2. We tend to cut the New England Puritans far too little slack for being a pioneer people. We somehow block out the fact that most Puritans in the mid-17th century, when witchcraft claims and trials were at their height, were living in mud huts in isolated villages of about 100-150 people, wary of Indian attacks, and suffering all the hunger, fatigue, and strain of founding a frontier settlement. The houses in a new settlement were literally all in one place, lining the road through the village, and everyone was almost astoundingly interconnected: your neighbors next door were also likely sitting next to you at church; serving in the militia with you; plowing the field next to yours; hosting your son or daughter as a live-in worker; performing some task, like weaving or cattle-driving, for you; deciding the borders of your land; having their baby delivered by your wife the midwife; serving on a committee with you; etc. The list goes on and on. Such frequent, intimate contact in an already stressful frontier situation was bound to create arguments, grudges, and other conflicts. If you disliked someone and then had to endure this kind of constant presence in your life, those arguments could grow, over months or years, into more serious accusations of witchcraft. If that hated neighbor was driving your cattle and one was lost, and he didn’t apologize for it, longstanding tension could quickly escalate.

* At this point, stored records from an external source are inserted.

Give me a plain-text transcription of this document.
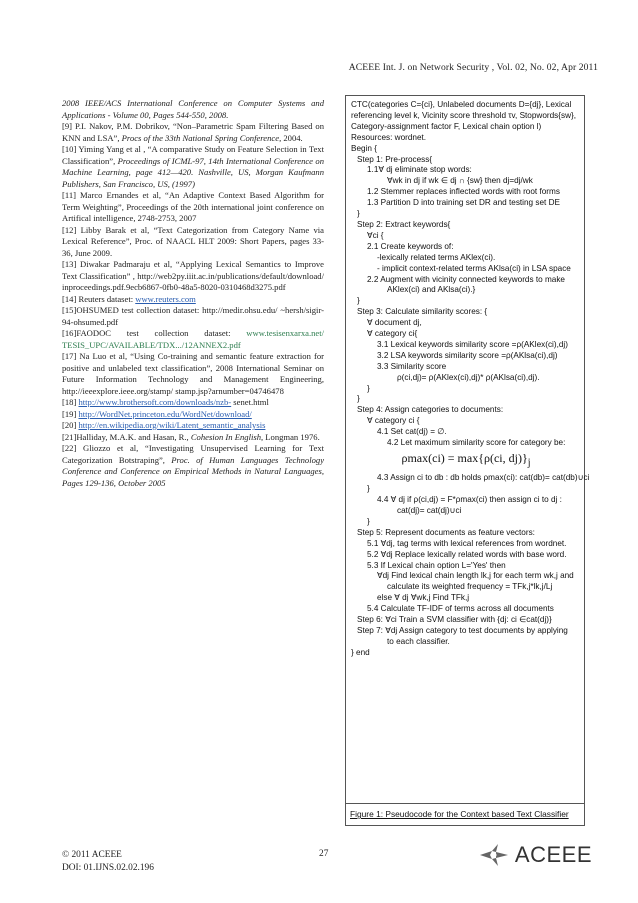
ACEEE Int. J. on Network Security , Vol. 02, No. 02, Apr 2011

2008 IEEE/ACS International Conference on Computer Systems and Applications - Volume 00, Pages 544-550, 2008.

[9] P.I. Nakov, P.M. Dobrikov, “Non–Parametric Spam Filtering Based on KNN and LSA”, Procs of the 33th National Spring Conference, 2004.

[10] Yiming Yang et al , “A comparative Study on Feature Selection in Text Classification”, Proceedings of ICML-97, 14th International Conference on Machine Learning, page 412—420. Nashville, US, Morgan Kaufmann Publishers, San Francisco, US, (1997)

[11] Marco Ernandes et al, “An Adaptive Context Based Algorithm for Term Weighting”, Proceedings of the 20th international joint conference on Artifical intelligence, 2748-2753, 2007

[12] Libby Barak et al, “Text Categorization from Category Name via Lexical Reference”, Proc. of NAACL HLT 2009: Short Papers, pages 33-36, June 2009.

[13] Diwakar Padmaraju et al, “Applying Lexical Semantics to Improve Text Classification” , http://web2py.iiit.ac.in/publications/default/download/ inproceedings.pdf.9ecb6867-0fb0-48a5-8020-0310468d3275.pdf

[14] Reuters dataset: www.reuters.com

[15]OHSUMED test collection dataset: http://medir.ohsu.edu/ ~hersh/sigir-94-ohsumed.pdf

[16]FAODOC test collection dataset: www.tesisenxarxa.net/ TESIS_UPC/AVAILABLE/TDX.../12ANNEX2.pdf

[17] Na Luo et al, “Using Co-training and semantic feature extraction for positive and unlabeled text classification”, 2008 International Seminar on Future Information Technology and Management Engineering, http://ieeexplore.ieee.org/stamp/ stamp.jsp?arnumber=04746478

[18] http://www.brothersoft.com/downloads/nzb- senet.html

[19] http://WordNet.princeton.edu/WordNet/download/

[20] http://en.wikipedia.org/wiki/Latent_semantic_analysis

[21]Halliday, M.A.K. and Hasan, R., Cohesion In English, Longman 1976.

[22] Gliozzo et al, “Investigating Unsupervised Learning for Text Categorization Botstraping”, Proc. of Human Languages Technology Conference and Conference on Empirical Methods in Natural Languages, Pages 129-136, October 2005

CTC(categories C={ci}, Unlabeled documents D={dj}, Lexical
referencing level k, Vicinity score threshold τv, Stopwords{sw},
Category-assignment factor F, Lexical chain option l)
Resources: wordnet.
Begin {
Step 1: Pre-process{
1.1∀ dj eliminate stop words:
∀wk in dj if wk ∈ dj ∩ {sw} then dj=dj/wk
1.2 Stemmer replaces inflected words with root forms
1.3 Partition D into training set DR and testing set DE
}
Step 2: Extract keywords{
∀ci {
2.1 Create keywords of:
-lexically related terms AKlex(ci).
- implicit context-related terms AKlsa(ci) in LSA space
2.2 Augment with vicinity connected keywords to make
AKlex(ci) and AKlsa(ci).}
}
Step 3: Calculate similarity scores: {
∀ document dj,
∀ category ci{
3.1 Lexical keywords similarity score =ρ(AKlex(ci),dj)
3.2 LSA keywords similarity score =ρ(AKlsa(ci),dj)
3.3 Similarity score
ρ(ci,dj)= ρ(AKlex(ci),dj)* ρ(AKlsa(ci),dj).
}
}
Step 4: Assign categories to documents:
∀ category ci {
4.1 Set cat(dj) = ∅.
4.2 Let maximum similarity score for category be:
ρmax(ci) = max{ρ(ci, $dj)\}_j$
4.3 Assign ci to db : db holds ρmax(ci): cat(db)= cat(db)∪ci
}
4.4 ∀ dj if ρ(ci,dj) = F*ρmax(ci) then assign ci to dj :
cat(dj)= cat(dj)∪ci
}
Step 5: Represent documents as feature vectors:
5.1 ∀dj, tag terms with lexical references from wordnet.
5.2 ∀dj Replace lexically related words with base word.
5.3 If Lexical chain option L='Yes' then
∀dj Find lexical chain length lk,j for each term wk,j and
calculate its weighted frequency = TFk,j*lk,j/Lj
else ∀ dj ∀wk,j Find TFk,j
5.4 Calculate TF-IDF of terms across all documents
Step 6: ∀ci Train a SVM classifier with {dj: ci ∈cat(dj)}
Step 7: ∀dj Assign category to test documents by applying
to each classifier.
} end
Figure 1: Pseudocode for the Context based Text Classifier
© 2011 ACEEE
DOI: 01.IJNS.02.02.196
27	ACEEE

The point here is that most Puritans in the mid-1600s in New England lived in very stressful situations, and they lived in those stressful situations at a time when everyone in the western world believed in witchcraft. It is logical that they would blame witchcraft for the inevitable problems of losing livestock, suffering disease and death, failed crops, and, quite often, just a powerful sense of confusion and uncertainty.
The wonder is not that people were accused, but that so relatively few of the accused were convicted. That means that if you finally accused your neighbor of witchcraft, and testified against him in court, it was most likely that, after spending some weeks or months in prison awaiting trial, that neighbor was returned to your village, to resume life next door to you. Sometimes the neighbor would move away from an unendurable situation. But many other times, the two parties continued to live next to each other, and sometimes renewed accusations would break out.
That’s because, amazingly, people once accused of witchcraft seemed to have no fear of provoking another accusation. Even people who were tried and acquitted, sometimes very narrowly, often returned home and picked up where they left off with their aggressive, argumentative behavior, and even their claims to know all about Satan and his minions.